The friends I wish I was heading into the new year beside.
It's funny that the start of 2017 left me feeling Pig was better than ever, and only a few short months later he was telling me I needed to start finding him a retirement landing. I had no real idea I would end the year without my best dog and my best horse by my side, but here I am trying to start over and keep a positive face on it. This past year was a bitch and a half, and I'm glad to leave it to memories and instead look forward to 2018.

2018 Riding / Horse Goals
Happy. Healthy. Retired.
1. Keep Pig happy and healthy as long as I can, and not go completely destitute to do it.

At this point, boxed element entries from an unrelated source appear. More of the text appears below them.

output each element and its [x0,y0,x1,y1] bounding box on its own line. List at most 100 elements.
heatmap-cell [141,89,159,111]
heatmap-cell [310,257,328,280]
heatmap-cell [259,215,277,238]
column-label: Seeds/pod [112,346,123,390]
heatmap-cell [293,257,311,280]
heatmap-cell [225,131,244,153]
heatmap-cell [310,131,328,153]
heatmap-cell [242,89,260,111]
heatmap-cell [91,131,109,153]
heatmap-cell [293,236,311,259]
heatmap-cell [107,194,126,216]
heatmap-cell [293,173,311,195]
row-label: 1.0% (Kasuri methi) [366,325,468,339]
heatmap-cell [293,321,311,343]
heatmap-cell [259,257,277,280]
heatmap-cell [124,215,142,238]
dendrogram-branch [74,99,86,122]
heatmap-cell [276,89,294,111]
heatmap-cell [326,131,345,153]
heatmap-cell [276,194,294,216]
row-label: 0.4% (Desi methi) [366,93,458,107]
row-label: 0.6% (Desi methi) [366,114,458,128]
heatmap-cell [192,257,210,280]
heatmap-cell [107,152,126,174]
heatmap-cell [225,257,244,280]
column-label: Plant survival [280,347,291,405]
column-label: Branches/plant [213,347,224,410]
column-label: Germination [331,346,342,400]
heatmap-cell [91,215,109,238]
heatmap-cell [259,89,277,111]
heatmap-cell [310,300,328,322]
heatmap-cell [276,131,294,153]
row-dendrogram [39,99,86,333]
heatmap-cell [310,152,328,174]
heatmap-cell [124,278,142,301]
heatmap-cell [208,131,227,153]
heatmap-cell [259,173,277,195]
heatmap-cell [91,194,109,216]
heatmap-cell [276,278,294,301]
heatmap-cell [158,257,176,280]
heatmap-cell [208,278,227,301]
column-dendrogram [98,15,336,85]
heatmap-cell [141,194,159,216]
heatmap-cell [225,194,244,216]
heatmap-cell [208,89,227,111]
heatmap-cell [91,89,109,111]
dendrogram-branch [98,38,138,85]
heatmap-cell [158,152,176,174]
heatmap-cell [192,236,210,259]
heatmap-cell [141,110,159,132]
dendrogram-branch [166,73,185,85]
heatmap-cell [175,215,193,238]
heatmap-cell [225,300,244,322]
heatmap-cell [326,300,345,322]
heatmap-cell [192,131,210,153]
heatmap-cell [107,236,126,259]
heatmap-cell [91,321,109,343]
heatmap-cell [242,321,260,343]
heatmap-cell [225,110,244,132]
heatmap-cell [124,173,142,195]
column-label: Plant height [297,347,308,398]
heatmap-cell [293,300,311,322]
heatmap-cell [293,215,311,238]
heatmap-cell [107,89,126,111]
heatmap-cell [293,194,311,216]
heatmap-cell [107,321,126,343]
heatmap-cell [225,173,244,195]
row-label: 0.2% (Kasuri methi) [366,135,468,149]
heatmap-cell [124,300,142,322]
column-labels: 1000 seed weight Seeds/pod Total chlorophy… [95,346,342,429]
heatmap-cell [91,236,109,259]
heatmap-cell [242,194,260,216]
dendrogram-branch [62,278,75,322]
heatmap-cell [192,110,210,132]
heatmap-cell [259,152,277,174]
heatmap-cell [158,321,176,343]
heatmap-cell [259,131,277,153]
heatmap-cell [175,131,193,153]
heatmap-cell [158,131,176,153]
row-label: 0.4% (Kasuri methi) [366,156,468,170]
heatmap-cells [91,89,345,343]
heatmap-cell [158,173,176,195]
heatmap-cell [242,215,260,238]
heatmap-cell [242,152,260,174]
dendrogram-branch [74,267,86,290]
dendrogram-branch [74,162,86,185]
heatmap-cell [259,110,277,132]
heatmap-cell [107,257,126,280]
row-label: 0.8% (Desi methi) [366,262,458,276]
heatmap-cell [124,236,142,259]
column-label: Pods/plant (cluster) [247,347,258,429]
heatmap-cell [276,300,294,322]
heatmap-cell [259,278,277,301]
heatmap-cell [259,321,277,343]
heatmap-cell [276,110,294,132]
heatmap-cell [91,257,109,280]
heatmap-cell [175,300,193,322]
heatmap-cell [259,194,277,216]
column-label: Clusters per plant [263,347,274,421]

2. Take Pig out on the trail system backing up to the farm, which means I need to find someone there to show me the way.
Oh yeah! This guy.
2. Get Bast comfortable hacking on one of the medium length regular trails I would take Pig. Alternatively, hack him out 3x a month and actually leave the barn property alone without a total meltdown.

3. Take Bast off the property 2-3 times, including to a show. He needs to start figuring out how to travel to a new location and be a good citizen away from home.
More of this!
4. Take 4-5 dressage lessons with Bast.
We have a square ... ish halt.
5. Show Bast training level at 2 schooling shows, aiming for scores above 64%.
6. Find a saddle that actually fits Bast and myself, and procure it.
7. Develop Bast's connection so that he is working over his back and salivating on the bit regularly, aiming to have him ready for 1st level by the end of the year.

2018 Personal Goals

1. Run 500 miles.
2. Downsize the house and move into a 1 bedroom apartment, consolidating commutes and improving commute/life balance.
3. Read 12 more books (maybe less trashy fantasy this year, if I'm feeling up for it).
4. Keep on top of my health. I need to stop the pattern of getting laid out by a really horrific illness once or twice a year.
5. Maybe get a second dog, and if so successfully assimilate it into daily life.
6. Stay open to the moments that present themselves. Don't forget to make time for friends and a personal life. It's necessary to keep me grounded.
Come on 2018, we've got things to do!